If I declare a class instance with no name, will it stay in memory?

Question

I have the following code (I'll skip includes and what have you):

main.cpp

std::vector <actor> actors;
int main() {
    actor (2, 3);
}

actor.h

class actor
{
public:
    int x, y;
    actor(int, int);
};

actor.cpp

extern std::vector <actor> actors;
actor::actor(int x, int y)
{
    actor::x = x;
    actor::y = y;
    actors.push_back(*this);
}

Will the line:

    actor (2, 3)

actually create an instance of an actor apart from the one being pushed to the actors vector?

Note: If the code doesn't compile, ignore any mistakes. The actual code does compile, but is too convoluted to actually paste here.

Answer 1

Will the line:

actor (2, 3)

actually create an instance of an actor apart from the one being pushed to the actors vector?

Yes. actor(2, 3) will create a temporary object of type actor, unless it’s part of an expression that is unevaluated¹. In the constructor of this temporary, a copy (of *this) will be pushed onto the stack (but note once again that in an unevaluated expression the constructor will of course not be called).

At the end of the expression which contains actor(2, 3), the temporary will be destroyed. The vector copy will remain untouched.

---

¹ An unevaluated expression is an expression inside a sizeof(…), typeid(…), decltype(…) or noexcept(…) expression.

Answer 2

It stays "alive" for the duration of the evaluation of the expression which it is a part of and is automatically disposed right after.

Example:

actor(2,3); // created and immediately destroyed
actor(2,3)->act(); // created, then acts, then destroyed
std::cout << actor(2,3) << std::endl; // created, streamed, destroyed

Gotcha (never do this)

actor const& shoot_myself(actor const& a) { return a; }
...
actor const& a = shoot_myself(actor(2,));
a->act(); // "segmentation fault / core dumped"

Answer 3

You forgot to place a semicolon in the end of the statement

actor (2, 3)

There must be

actor(2, 3);

A temporary object created in this line will be deleted in the same line when the control will be passed to the next statement. Its copy (the copy of the object) will be pushed by the constructor in the vector.

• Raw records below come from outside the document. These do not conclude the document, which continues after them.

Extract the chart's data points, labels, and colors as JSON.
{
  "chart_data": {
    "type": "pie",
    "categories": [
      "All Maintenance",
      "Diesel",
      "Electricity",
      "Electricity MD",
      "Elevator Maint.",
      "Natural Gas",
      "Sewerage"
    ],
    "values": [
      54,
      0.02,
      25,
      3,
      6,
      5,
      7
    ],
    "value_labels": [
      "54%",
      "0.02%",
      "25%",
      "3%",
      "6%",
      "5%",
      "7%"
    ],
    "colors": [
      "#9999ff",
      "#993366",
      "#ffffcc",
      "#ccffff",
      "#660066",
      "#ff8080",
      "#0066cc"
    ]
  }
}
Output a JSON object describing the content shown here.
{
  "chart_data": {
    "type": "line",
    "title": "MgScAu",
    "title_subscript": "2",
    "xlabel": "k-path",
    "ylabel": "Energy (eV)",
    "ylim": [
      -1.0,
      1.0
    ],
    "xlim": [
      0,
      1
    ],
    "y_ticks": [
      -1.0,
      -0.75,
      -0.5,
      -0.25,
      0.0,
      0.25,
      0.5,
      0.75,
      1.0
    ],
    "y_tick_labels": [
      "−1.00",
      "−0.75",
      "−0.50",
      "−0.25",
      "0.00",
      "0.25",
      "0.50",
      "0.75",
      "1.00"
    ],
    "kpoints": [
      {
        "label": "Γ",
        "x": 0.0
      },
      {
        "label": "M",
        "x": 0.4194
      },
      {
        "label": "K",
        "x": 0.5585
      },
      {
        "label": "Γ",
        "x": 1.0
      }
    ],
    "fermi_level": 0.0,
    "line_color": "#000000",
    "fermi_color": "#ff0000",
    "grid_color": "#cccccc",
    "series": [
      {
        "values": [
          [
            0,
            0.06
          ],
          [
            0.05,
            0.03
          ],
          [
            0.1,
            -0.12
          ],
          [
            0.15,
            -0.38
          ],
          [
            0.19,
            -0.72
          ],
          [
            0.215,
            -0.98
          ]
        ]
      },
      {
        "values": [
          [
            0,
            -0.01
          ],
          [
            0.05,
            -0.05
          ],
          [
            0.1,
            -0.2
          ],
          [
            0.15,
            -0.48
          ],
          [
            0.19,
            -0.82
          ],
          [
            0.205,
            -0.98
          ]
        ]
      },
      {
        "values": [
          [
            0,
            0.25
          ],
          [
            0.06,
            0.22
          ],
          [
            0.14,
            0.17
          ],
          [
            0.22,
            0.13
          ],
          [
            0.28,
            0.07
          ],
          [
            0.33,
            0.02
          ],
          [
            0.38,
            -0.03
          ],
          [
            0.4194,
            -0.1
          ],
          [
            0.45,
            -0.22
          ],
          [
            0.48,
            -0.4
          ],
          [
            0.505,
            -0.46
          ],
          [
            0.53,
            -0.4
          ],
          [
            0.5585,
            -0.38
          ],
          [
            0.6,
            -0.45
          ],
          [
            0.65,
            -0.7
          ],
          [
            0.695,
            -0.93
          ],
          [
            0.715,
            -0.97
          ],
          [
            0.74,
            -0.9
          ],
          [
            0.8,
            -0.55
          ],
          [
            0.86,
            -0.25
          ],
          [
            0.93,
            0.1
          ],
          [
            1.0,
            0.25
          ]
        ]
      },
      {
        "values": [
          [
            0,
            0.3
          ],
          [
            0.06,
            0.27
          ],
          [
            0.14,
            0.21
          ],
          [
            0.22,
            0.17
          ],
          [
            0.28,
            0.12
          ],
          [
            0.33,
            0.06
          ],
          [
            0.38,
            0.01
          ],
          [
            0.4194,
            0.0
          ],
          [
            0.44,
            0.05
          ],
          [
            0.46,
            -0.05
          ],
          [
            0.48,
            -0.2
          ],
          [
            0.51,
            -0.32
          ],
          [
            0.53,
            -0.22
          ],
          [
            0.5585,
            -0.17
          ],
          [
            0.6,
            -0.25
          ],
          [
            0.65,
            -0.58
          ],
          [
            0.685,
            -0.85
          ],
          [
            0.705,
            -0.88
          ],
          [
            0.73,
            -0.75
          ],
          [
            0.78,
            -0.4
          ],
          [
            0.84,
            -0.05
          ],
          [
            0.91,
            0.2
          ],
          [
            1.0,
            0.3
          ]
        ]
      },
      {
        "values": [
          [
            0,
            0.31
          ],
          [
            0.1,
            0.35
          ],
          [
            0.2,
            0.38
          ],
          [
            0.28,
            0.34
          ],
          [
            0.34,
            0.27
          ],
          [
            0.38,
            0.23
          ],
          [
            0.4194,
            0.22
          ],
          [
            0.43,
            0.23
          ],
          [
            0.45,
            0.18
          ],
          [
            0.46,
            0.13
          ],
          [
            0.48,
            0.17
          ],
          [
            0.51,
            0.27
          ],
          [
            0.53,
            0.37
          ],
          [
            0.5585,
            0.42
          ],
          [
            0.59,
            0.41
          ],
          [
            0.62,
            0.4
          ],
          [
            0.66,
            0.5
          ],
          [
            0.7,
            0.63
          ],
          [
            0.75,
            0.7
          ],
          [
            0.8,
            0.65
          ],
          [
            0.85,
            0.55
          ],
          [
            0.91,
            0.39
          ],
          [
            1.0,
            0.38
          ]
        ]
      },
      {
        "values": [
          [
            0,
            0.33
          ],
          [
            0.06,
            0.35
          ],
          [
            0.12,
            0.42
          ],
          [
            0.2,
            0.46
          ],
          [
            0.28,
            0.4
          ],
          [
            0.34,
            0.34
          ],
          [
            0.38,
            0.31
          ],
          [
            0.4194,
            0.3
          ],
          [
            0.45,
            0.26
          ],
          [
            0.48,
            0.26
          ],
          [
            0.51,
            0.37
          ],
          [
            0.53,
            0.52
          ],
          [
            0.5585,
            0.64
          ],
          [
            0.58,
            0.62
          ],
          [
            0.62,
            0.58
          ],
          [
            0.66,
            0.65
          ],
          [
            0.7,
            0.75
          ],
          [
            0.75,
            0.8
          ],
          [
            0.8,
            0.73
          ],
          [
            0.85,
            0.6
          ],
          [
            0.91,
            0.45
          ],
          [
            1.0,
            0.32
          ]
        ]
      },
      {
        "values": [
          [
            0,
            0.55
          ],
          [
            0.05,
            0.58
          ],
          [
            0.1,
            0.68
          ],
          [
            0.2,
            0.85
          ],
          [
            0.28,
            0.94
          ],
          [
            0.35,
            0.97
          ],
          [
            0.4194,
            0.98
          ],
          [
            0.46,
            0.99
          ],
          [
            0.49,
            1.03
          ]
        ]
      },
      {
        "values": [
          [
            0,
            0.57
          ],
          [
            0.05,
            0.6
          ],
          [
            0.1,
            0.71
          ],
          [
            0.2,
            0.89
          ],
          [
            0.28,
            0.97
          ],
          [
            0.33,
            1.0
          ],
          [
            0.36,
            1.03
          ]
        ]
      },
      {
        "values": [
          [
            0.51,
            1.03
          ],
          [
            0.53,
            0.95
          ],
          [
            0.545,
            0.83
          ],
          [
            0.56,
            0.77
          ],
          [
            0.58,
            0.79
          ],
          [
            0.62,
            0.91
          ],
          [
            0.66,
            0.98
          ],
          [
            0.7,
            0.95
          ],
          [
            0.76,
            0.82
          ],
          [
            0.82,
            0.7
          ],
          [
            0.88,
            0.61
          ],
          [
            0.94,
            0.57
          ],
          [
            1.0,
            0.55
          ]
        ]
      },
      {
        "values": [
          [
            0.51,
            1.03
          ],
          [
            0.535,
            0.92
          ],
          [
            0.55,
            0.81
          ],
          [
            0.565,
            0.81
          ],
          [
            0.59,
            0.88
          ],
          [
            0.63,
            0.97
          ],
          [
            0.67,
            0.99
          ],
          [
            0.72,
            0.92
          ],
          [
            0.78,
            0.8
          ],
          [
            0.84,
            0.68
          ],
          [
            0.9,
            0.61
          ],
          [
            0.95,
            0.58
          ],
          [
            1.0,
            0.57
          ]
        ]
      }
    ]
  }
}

As the result you will have only one object of type actor that is in the vector.

You could keep the temporary object if you would define a const reference initialized by this object. For example

const actor &ar = actor( 2, 3 );

In this case you had two objects of type actor one that will be pushed in the vector and this temporary object that will be refered to by the const reference.

Here is an example that demonstrates what was said.

#include <iostream>
#include <vector>


struct A
{
    int x, y;
    A (int, int);
};

std::vector<A> v;

A::A( int x, int y ) : x( x ), y( y )
{
    v.push_back( *this );   
}

int main() 
{
    const A &ra = A( 2, 3 );

    std::cout << "ra.x = " << ra.x << ", ra.y = " << ra.y << std::endl;
    std::cout << "v[0].x = " << v[0].x << ", v[0].y = " << v[0].y << std::endl;

    return 0;
}

The output is

ra.x = 2, ra.y = 3
v[0].x = 2, v[0].y = 3

In this example the program outputs values of two different objects.